Suppose you toss two coins in the air at the same time. To find the probability that they both land heads up, we must know how many different possible outcomes there are. Many people would say that there are three possibilities: two heads, two tails, or one of each. This would mean that both coins land heads up a third of the time. Do you agree with this?
Now imagine writing a $1$ on one of the coins, and a $2$ on the other with a marker. Now there are four possible outcomes: both heads (hh), both tails (tt), coin $1$ heads and coin $2$ tails (ht), or coin $1$ tails and coin $2$ heads (th). This would mean that both coins land heads up a quarter of the time. Do you agree with this?
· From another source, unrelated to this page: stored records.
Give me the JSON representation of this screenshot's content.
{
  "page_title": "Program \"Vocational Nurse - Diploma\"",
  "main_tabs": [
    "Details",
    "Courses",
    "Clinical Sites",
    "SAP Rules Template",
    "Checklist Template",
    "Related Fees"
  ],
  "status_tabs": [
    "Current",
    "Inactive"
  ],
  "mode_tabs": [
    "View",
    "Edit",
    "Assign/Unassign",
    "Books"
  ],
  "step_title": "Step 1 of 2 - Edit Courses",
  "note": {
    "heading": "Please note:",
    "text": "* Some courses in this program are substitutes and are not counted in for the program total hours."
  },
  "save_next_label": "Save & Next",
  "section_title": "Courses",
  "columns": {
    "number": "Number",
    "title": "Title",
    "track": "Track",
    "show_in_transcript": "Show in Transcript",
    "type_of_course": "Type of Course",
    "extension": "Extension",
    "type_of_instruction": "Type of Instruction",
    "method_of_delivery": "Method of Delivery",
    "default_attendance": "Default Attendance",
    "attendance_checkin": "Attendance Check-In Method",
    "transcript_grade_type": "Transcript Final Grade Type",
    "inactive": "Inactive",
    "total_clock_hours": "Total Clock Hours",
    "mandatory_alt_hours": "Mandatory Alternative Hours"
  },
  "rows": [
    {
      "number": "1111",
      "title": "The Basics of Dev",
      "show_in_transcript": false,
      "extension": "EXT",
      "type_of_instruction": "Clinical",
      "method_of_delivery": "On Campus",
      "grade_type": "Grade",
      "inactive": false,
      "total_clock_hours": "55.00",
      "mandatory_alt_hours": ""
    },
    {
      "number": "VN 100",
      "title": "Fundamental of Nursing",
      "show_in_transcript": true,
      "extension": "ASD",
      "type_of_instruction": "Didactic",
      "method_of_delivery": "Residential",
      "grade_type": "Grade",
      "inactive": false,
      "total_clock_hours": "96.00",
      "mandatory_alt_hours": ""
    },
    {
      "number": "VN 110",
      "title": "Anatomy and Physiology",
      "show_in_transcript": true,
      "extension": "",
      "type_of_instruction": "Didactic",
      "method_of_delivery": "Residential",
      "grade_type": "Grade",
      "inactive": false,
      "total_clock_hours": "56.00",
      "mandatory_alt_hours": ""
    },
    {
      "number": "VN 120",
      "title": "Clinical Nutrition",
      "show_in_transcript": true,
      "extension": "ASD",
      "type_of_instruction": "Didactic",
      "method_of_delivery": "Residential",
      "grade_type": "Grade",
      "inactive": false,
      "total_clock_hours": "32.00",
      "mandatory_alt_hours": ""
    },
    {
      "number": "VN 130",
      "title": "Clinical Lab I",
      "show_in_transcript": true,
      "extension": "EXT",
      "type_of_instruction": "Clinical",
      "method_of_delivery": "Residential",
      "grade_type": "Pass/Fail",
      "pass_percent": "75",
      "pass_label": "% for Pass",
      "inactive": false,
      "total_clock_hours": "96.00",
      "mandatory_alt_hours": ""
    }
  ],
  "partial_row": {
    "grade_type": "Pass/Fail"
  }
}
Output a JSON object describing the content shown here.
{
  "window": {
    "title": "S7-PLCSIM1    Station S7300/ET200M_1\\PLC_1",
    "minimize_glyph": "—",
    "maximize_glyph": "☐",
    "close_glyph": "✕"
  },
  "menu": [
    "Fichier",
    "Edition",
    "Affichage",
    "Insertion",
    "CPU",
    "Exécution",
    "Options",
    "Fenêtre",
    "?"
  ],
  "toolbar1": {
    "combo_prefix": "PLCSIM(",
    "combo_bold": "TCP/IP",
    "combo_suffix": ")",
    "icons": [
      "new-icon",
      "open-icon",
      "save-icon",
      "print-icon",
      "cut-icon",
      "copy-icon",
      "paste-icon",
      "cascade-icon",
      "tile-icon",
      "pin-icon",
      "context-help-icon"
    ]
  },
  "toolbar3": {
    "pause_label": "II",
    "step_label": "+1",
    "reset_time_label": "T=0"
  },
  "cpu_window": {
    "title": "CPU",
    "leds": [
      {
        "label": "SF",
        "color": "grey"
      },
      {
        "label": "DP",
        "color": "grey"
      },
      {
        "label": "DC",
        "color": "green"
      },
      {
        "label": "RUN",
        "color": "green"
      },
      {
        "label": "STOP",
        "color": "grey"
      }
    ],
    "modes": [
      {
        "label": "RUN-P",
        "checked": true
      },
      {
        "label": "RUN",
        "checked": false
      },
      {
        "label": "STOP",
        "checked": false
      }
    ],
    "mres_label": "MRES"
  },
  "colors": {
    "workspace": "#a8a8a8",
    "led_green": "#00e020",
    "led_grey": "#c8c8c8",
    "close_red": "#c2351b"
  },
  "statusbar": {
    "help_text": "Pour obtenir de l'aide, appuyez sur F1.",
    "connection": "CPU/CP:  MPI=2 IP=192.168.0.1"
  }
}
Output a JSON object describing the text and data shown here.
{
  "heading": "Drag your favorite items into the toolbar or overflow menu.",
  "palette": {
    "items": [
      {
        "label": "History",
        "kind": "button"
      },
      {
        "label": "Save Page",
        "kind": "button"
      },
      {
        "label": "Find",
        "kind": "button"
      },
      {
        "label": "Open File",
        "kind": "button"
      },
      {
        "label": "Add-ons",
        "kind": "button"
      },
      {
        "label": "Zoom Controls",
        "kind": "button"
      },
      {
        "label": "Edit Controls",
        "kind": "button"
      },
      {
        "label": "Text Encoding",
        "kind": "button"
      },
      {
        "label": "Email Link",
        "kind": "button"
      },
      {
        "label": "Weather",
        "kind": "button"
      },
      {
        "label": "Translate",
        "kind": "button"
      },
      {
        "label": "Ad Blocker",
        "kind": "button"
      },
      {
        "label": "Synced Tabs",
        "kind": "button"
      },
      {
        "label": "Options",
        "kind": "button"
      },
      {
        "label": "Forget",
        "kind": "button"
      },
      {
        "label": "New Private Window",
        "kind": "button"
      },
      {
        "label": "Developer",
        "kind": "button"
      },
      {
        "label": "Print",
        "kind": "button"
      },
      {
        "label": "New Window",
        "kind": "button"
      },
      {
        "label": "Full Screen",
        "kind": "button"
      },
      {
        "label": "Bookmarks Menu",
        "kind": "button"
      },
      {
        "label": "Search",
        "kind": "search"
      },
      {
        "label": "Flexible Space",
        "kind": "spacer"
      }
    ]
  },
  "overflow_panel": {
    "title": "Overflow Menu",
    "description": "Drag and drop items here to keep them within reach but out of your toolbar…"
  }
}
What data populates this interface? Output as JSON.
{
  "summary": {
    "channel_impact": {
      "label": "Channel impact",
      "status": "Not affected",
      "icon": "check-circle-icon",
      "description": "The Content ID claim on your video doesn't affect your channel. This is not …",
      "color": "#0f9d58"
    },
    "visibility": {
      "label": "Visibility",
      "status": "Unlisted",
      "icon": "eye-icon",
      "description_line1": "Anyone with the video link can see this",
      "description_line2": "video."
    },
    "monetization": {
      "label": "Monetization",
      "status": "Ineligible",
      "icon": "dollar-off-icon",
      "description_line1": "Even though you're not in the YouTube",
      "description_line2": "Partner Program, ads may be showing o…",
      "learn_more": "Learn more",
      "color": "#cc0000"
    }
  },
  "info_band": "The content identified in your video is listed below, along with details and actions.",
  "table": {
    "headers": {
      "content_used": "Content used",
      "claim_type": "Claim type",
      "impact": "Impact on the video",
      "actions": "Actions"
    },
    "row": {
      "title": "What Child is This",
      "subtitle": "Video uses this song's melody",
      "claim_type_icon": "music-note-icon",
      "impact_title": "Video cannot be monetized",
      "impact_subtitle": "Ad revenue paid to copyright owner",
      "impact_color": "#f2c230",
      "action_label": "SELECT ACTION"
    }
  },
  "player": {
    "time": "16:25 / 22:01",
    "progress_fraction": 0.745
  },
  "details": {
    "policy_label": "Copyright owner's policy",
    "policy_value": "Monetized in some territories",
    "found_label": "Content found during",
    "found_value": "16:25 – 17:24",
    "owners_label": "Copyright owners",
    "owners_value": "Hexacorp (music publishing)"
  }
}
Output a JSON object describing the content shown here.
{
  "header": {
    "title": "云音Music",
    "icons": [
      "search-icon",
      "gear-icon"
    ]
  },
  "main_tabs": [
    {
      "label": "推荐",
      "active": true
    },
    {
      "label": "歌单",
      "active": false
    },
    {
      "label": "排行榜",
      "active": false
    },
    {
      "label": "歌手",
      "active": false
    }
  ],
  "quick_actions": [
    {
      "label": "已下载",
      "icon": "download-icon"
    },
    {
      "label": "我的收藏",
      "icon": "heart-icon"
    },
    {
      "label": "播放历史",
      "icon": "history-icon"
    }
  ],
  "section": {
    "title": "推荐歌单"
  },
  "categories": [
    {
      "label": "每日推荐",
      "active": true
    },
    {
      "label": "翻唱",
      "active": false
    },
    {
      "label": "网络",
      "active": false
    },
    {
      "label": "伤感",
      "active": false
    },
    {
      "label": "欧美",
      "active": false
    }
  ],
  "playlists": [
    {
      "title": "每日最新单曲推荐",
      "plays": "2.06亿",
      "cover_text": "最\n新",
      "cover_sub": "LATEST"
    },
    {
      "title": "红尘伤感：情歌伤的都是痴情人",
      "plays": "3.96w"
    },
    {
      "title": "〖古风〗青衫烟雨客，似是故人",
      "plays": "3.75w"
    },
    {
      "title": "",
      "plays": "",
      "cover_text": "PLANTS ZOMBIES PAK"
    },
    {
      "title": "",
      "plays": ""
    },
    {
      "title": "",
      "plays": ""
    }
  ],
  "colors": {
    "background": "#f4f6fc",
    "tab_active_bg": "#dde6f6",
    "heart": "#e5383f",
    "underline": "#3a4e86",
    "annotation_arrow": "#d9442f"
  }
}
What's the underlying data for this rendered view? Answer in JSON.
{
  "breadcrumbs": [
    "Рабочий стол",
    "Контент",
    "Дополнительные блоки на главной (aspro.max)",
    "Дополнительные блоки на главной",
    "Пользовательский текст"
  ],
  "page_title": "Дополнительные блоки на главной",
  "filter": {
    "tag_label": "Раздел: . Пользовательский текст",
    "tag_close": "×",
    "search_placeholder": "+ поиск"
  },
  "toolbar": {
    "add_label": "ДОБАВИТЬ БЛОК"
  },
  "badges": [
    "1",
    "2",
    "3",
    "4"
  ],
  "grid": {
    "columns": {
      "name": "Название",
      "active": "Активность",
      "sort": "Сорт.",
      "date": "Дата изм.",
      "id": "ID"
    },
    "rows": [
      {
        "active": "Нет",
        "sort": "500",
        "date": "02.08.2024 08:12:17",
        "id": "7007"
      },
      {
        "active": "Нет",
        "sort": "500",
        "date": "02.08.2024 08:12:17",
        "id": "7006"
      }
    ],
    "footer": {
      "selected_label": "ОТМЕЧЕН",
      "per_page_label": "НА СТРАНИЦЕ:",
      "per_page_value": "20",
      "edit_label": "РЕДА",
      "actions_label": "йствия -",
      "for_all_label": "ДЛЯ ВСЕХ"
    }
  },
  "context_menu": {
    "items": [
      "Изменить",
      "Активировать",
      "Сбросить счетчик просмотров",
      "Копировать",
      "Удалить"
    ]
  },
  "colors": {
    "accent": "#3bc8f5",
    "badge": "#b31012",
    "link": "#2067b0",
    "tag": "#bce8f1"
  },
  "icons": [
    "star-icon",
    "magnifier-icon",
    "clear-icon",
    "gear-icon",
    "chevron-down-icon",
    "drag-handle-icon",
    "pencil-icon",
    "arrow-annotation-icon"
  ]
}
Are these two scenarios really different? Is it possible for the probability of two heads to be $1/3$ in the first scenario, and $1/4$ in the second? How do we know if the possible outcomes are equally likely? Show answer
In the first scenario, we have no reason to believe that the three outcomes stated are all equally likely. Why should two heads be as common as one of each? We must be careful not to assume that just because we can list three outcomes that they’re three equally likely outcomes.
In the second scenario, we can reason that hh must be just as likely as ht, because once coin $1$ has landed heads up, coin $2$ is just as likely to land heads up as tails up. Similarly, ht must be just as likely as tt because given that coin $2$ lands tails up, coin $1$ is just as likely to land heads up as tails up. In this way we can show that all four outcomes are equally likely.
Scenario one is actually no different from scenario two. It doesn’t matter if we’ve actually marked the coins as different; they are different coins regardless. So getting ‘one of each’ must be twice as likely as getting ‘both heads’, because it’s actually two outcomes: ht and th (even if there’s no difference between the two coins that we can see and we can’t actually tell which of these two outcomes has happened).